La última vez que El Lirio de Moguer vio la luz del sol fue el 29 de julio de 1936, cuando las tropas nacionales tomaron las calles de Málaga. Desde entonces vivió emparedado en casa de su hermana, entre dos muros, con una escopeta apoyada en la barbilla. «Estaba dispuesto a quitarme la vida si me descubrían», reconoció Manuel Piosa Rosado, que así se llamaba, al reportero del diario Informaciones en 1969, recién publicado en el Boletín Oficial del Estado el Decreto Ley en virtud el cual se declaraban prescritos todos los delitos cometidos con anterioridad al 1 de abril de 1939, fecha oficial del fin de nuestra Guerra Civil. El día 12 del mismo mes, don Manuel Cortés Quero, que había sido el último alcalde republicano del pueblecito de Mijas, se presentó en el cuartelillo para solicitar su carné de identidad. Los periodistas se lo encontraron en un bar «tomando una copa y unos boqueroncillos fritos» con los amigos y la familia.
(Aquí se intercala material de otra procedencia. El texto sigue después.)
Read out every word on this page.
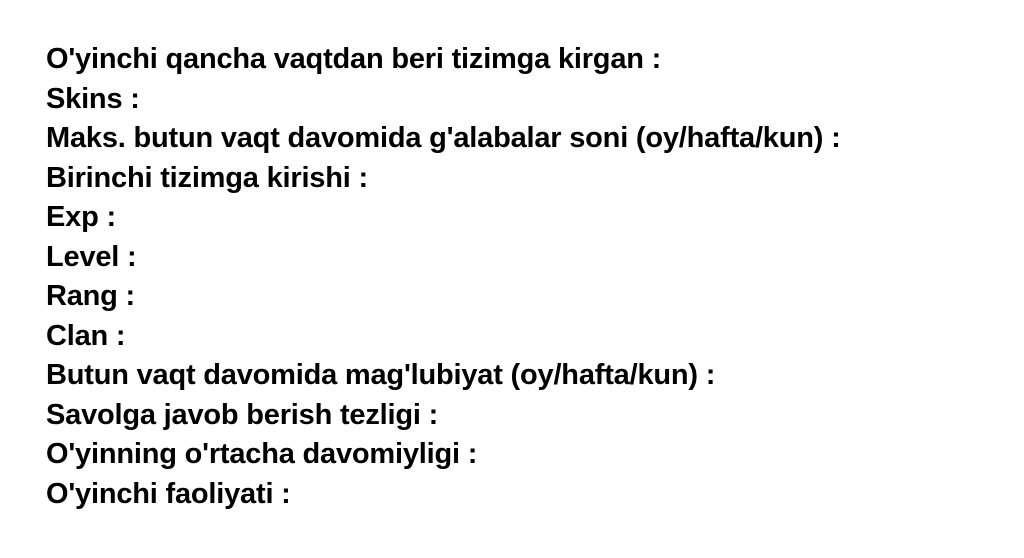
O'yinchi qancha vaqtdan beri tizimga kirgan :
Skins :
Maks. butun vaqt davomida g'alabalar soni (oy/hafta/kun) :
Birinchi tizimga kirishi :
Exp :
Level :
Rang :
Clan :
Butun vaqt davomida mag'lubiyat (oy/hafta/kun) :
Savolga javob berish tezligi :
O'yinning o'rtacha davomiyligi :
O'yinchi faoliyati :
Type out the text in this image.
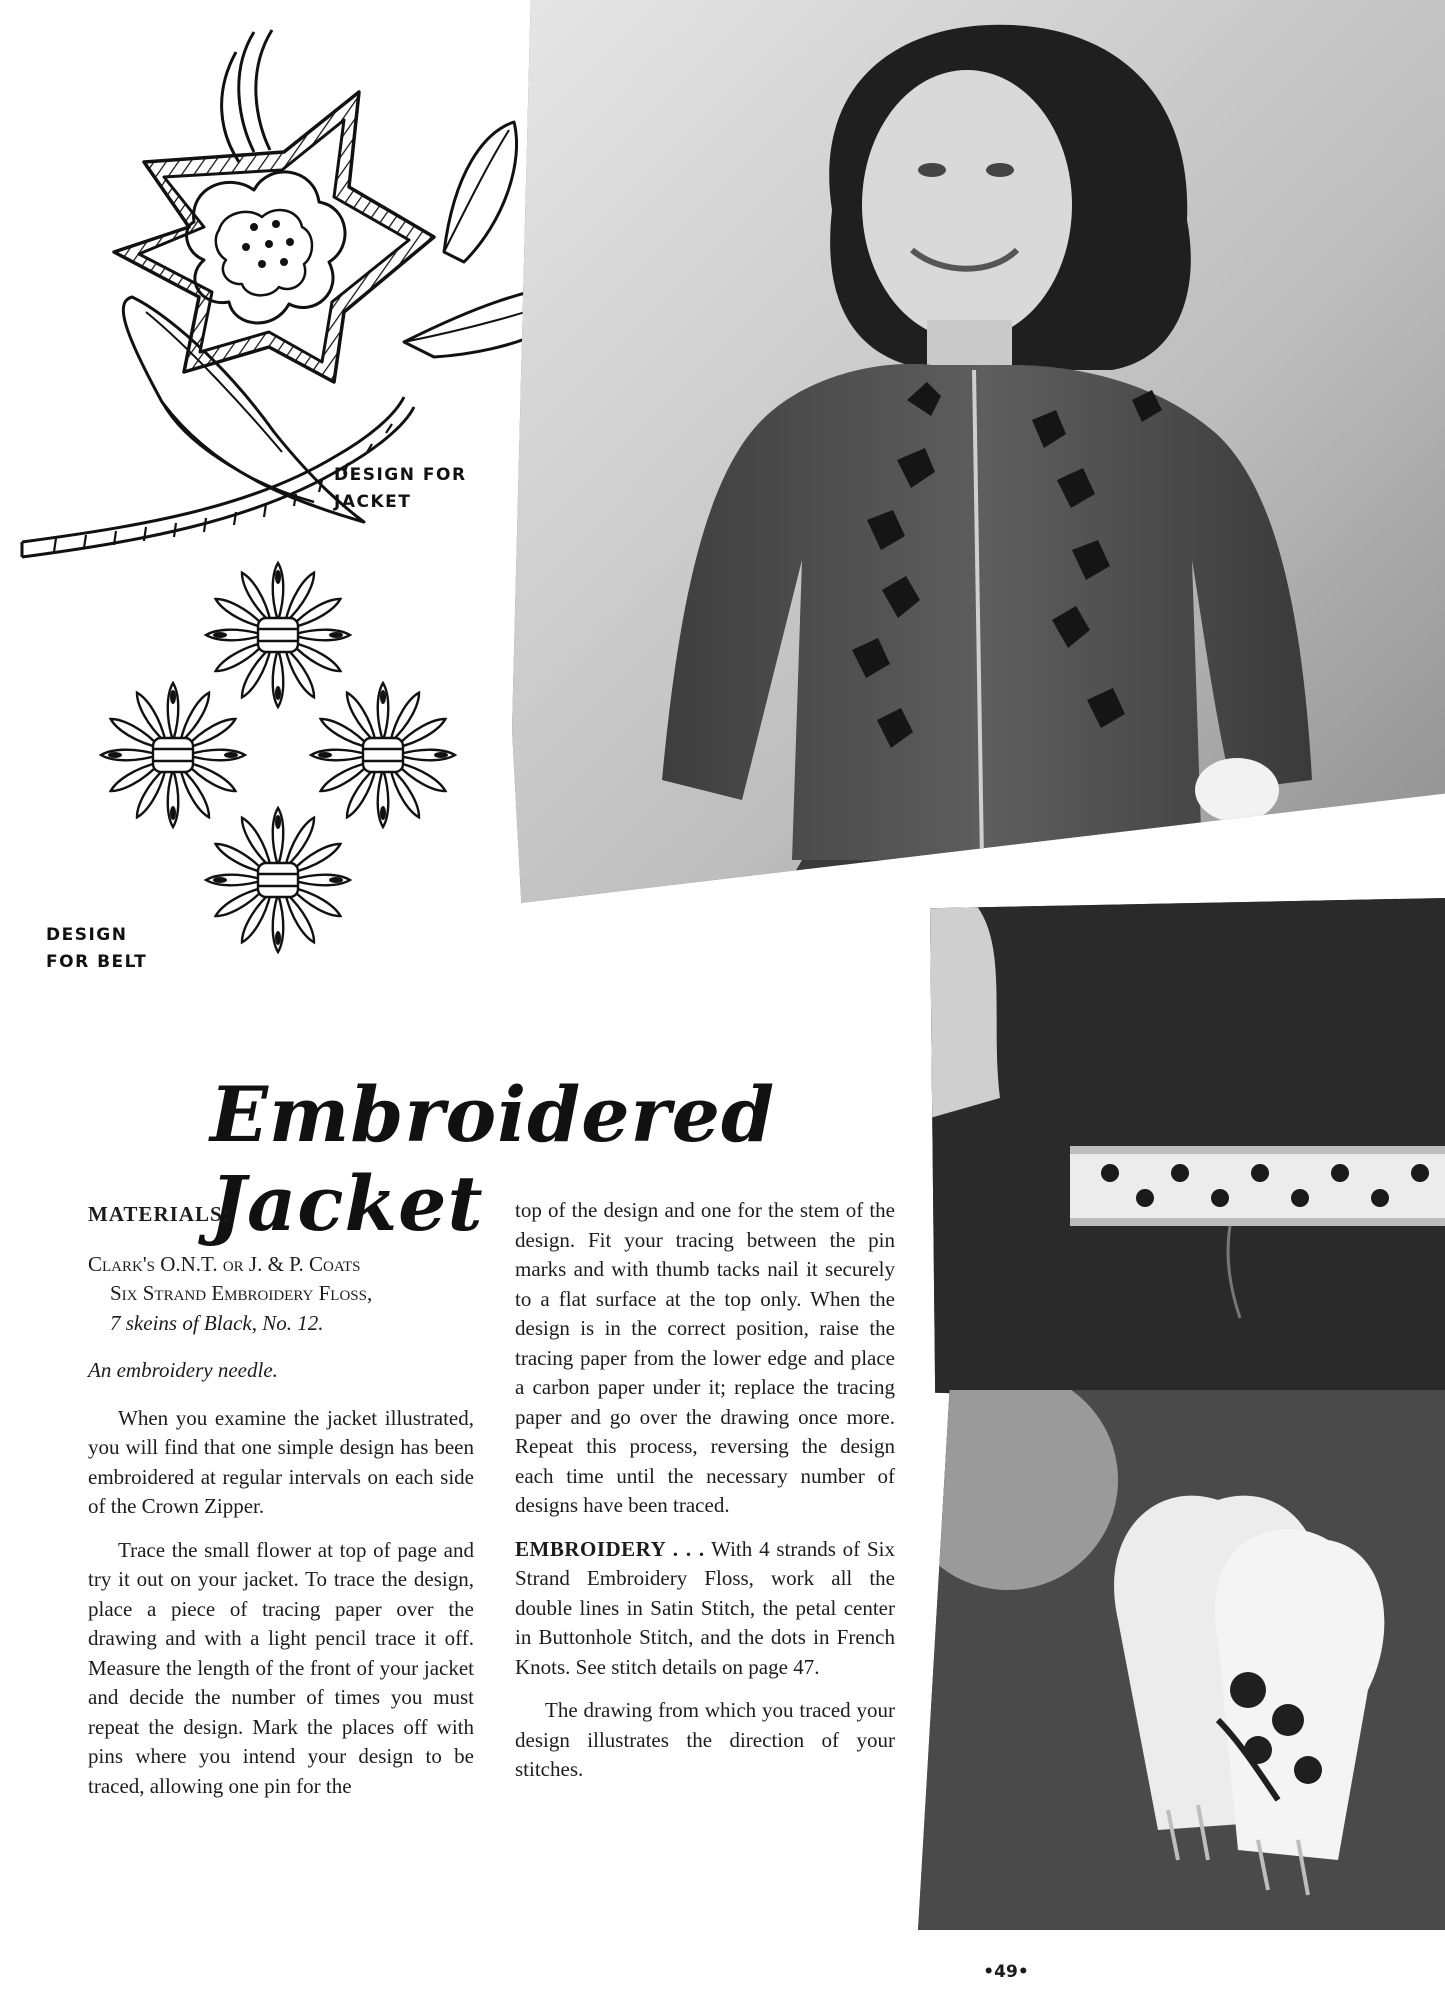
DESIGN FOR
JACKET
DESIGN
FOR BELT
Embroidered Jacket
MATERIALS:
Clark's O.N.T. or J. & P. Coats
Six Strand Embroidery Floss,
7 skeins of Black, No. 12.
An embroidery needle.
When you examine the jacket illustrated, you will find that one simple design has been embroidered at regular intervals on each side of the Crown Zipper.
Trace the small flower at top of page and try it out on your jacket. To trace the design, place a piece of tracing paper over the drawing and with a light pencil trace it off. Measure the length of the front of your jacket and decide the number of times you must repeat the design. Mark the places off with pins where you intend your design to be traced, allowing one pin for the
top of the design and one for the stem of the design. Fit your tracing between the pin marks and with thumb tacks nail it securely to a flat surface at the top only. When the design is in the correct position, raise the tracing paper from the lower edge and place a carbon paper under it; replace the tracing paper and go over the drawing once more. Repeat this process, reversing the design each time until the necessary number of designs have been traced.
EMBROIDERY . . . With 4 strands of Six Strand Embroidery Floss, work all the double lines in Satin Stitch, the petal center in Buttonhole Stitch, and the dots in French Knots. See stitch details on page 47.
The drawing from which you traced your design illustrates the direction of your stitches.
•49•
Aquellos integrantes del batallón de las sombras que, como El Perdiz, se echaron al monte, volvieron la espalda a quienes se quedaron atrás para convertirse en piedra
«Tenía un buen escondite —le confió a Manuel Marlasca del periódico Pueblo—. Era un hueco que había en la pared. Ya estaba tapado cuando llegué, pero, como sabía que en aquel lugar existía una especie de alacena, abrimos un agujero y lo tapamos con un cuadro, no sin antes meterme yo dentro». En cambio, Miguelico El Perdiz prefirió que su rastro se perdiera al aire libre, en pleno corazón de Sierra Morena. Cazador furtivo y afiliado a UGT, pasó una semana bajo tierra para eludir a los falangistas. Treinta años después, regresó de entre los muertos y bajó a la plaza del pueblo a reencontrarse con los suyos. Cuando el párroco de Bailén acudió a verle a su casa, le pidió a su mujer que abriera puertas y ventanas para que corriera el aire «y que por fin respire este hombre».
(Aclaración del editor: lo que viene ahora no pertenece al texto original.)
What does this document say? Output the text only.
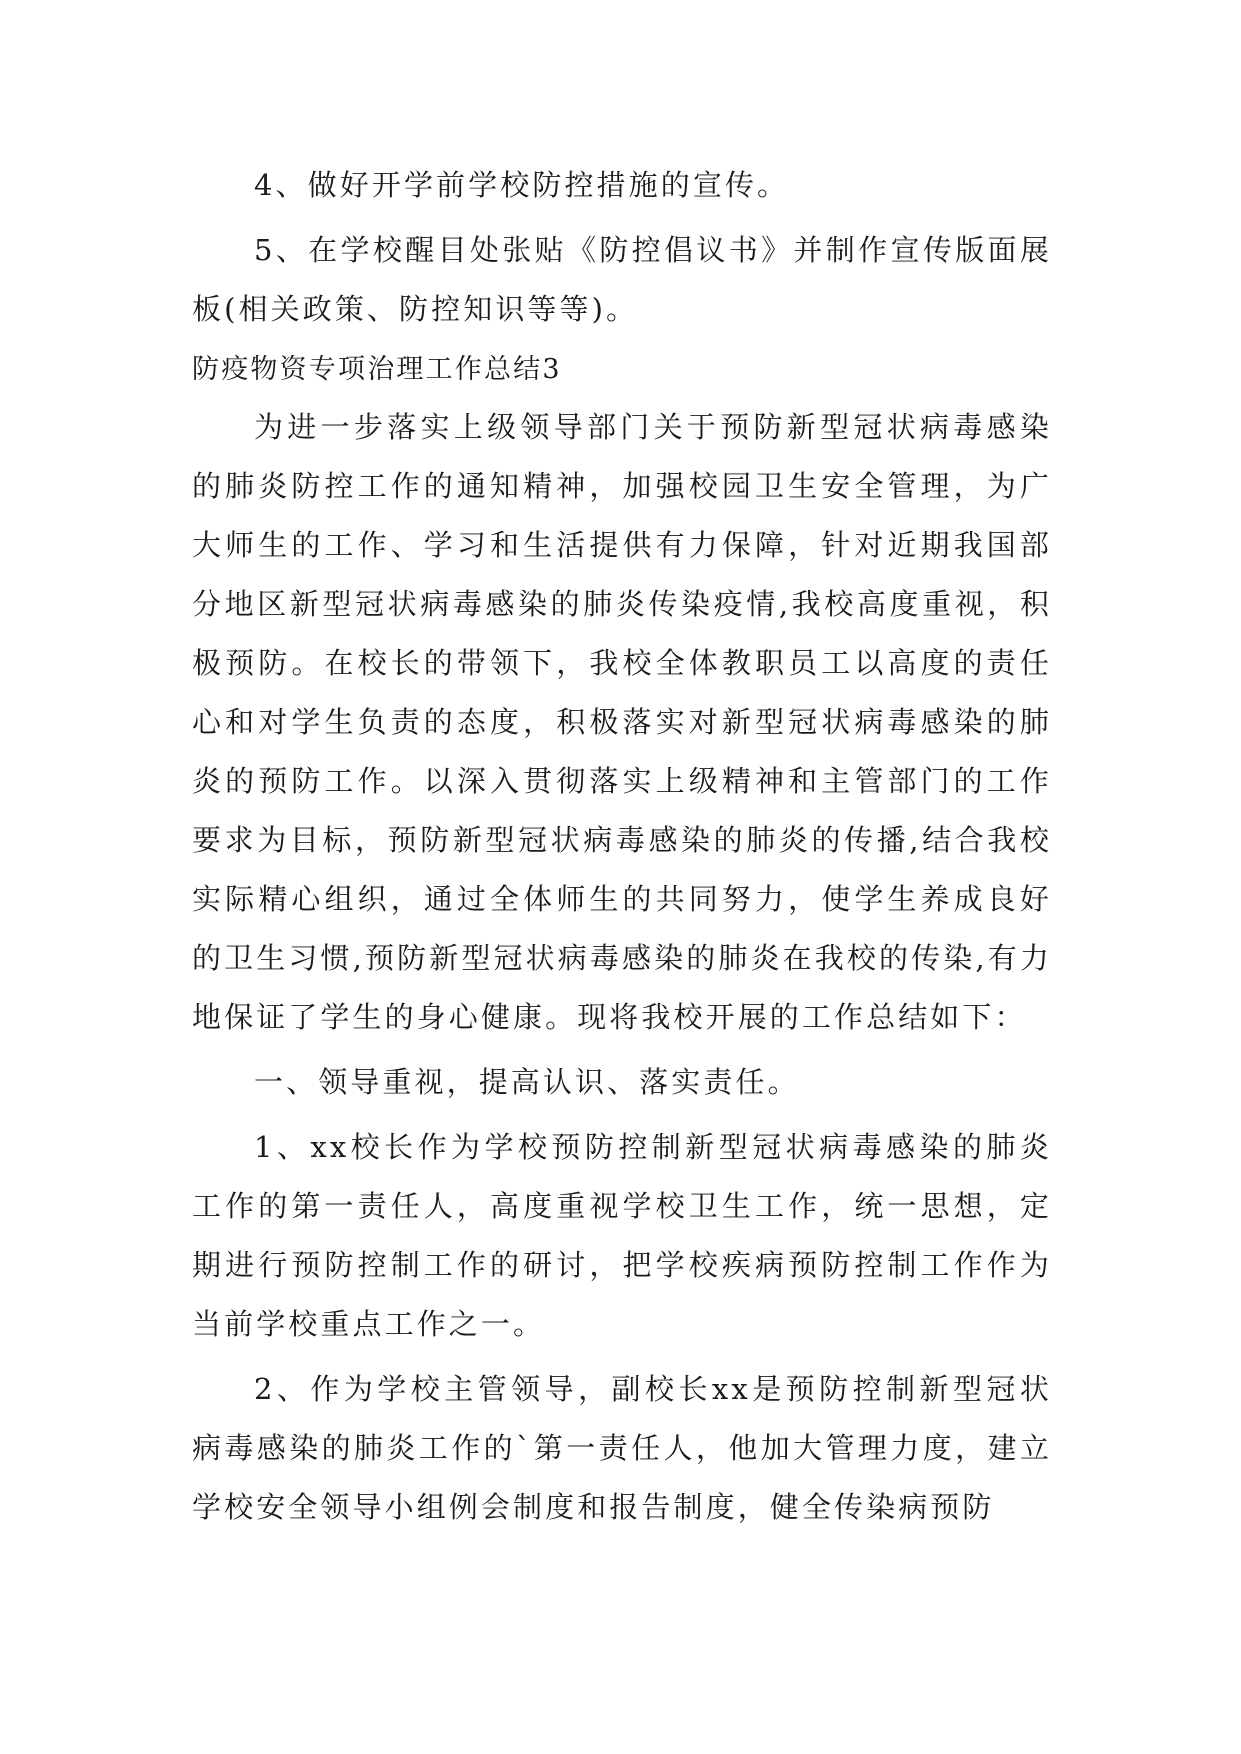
4、做好开学前学校防控措施的宣传。

5、在学校醒目处张贴《防控倡议书》并制作宣传版面展板(相关政策、防控知识等等)。

防疫物资专项治理工作总结3

为进一步落实上级领导部门关于预防新型冠状病毒感染的肺炎防控工作的通知精神，加强校园卫生安全管理，为广大师生的工作、学习和生活提供有力保障，针对近期我国部分地区新型冠状病毒感染的肺炎传染疫情,我校高度重视，积极预防。在校长的带领下，我校全体教职员工以高度的责任心和对学生负责的态度，积极落实对新型冠状病毒感染的肺炎的预防工作。以深入贯彻落实上级精神和主管部门的工作要求为目标，预防新型冠状病毒感染的肺炎的传播,结合我校实际精心组织，通过全体师生的共同努力，使学生养成良好的卫生习惯,预防新型冠状病毒感染的肺炎在我校的传染,有力地保证了学生的身心健康。现将我校开展的工作总结如下：

一、领导重视，提高认识、落实责任。

1、xx校长作为学校预防控制新型冠状病毒感染的肺炎工作的第一责任人，高度重视学校卫生工作，统一思想，定期进行预防控制工作的研讨，把学校疾病预防控制工作作为当前学校重点工作之一。

2、作为学校主管领导，副校长xx是预防控制新型冠状病毒感染的肺炎工作的`第一责任人，他加大管理力度，建立学校安全领导小组例会制度和报告制度，健全传染病预防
Ese aire viciado, que para Antonio Machado olía a cerrado y sacristía, asfixió a varias generaciones que vivieron con las puertas a medio entornar, temiendo aún más al vecino que a la autoridad. El ruido del mundo atravesaba los muros más gruesos y, en cierto modo, el topo puede tomar parte en todo y nada de lo que le sucede fuera se le escapa. Al contrario que Shoichi Yokoi, el soldado japonés que sobrevivió en la jungla de Guam durante veinticinco años, ajeno al discurrir de la II Guerra Mundial, algunos consiguieron asomar la cabeza. «Me vestiría de mujer. Y naturalmente saldría por la noche —aventuraba el alcalde de Mijas—. Si algún peligro habría de cruzarme con alguien este desaparecería al verme con ropas femeninas y con un pañuelo en la cabeza».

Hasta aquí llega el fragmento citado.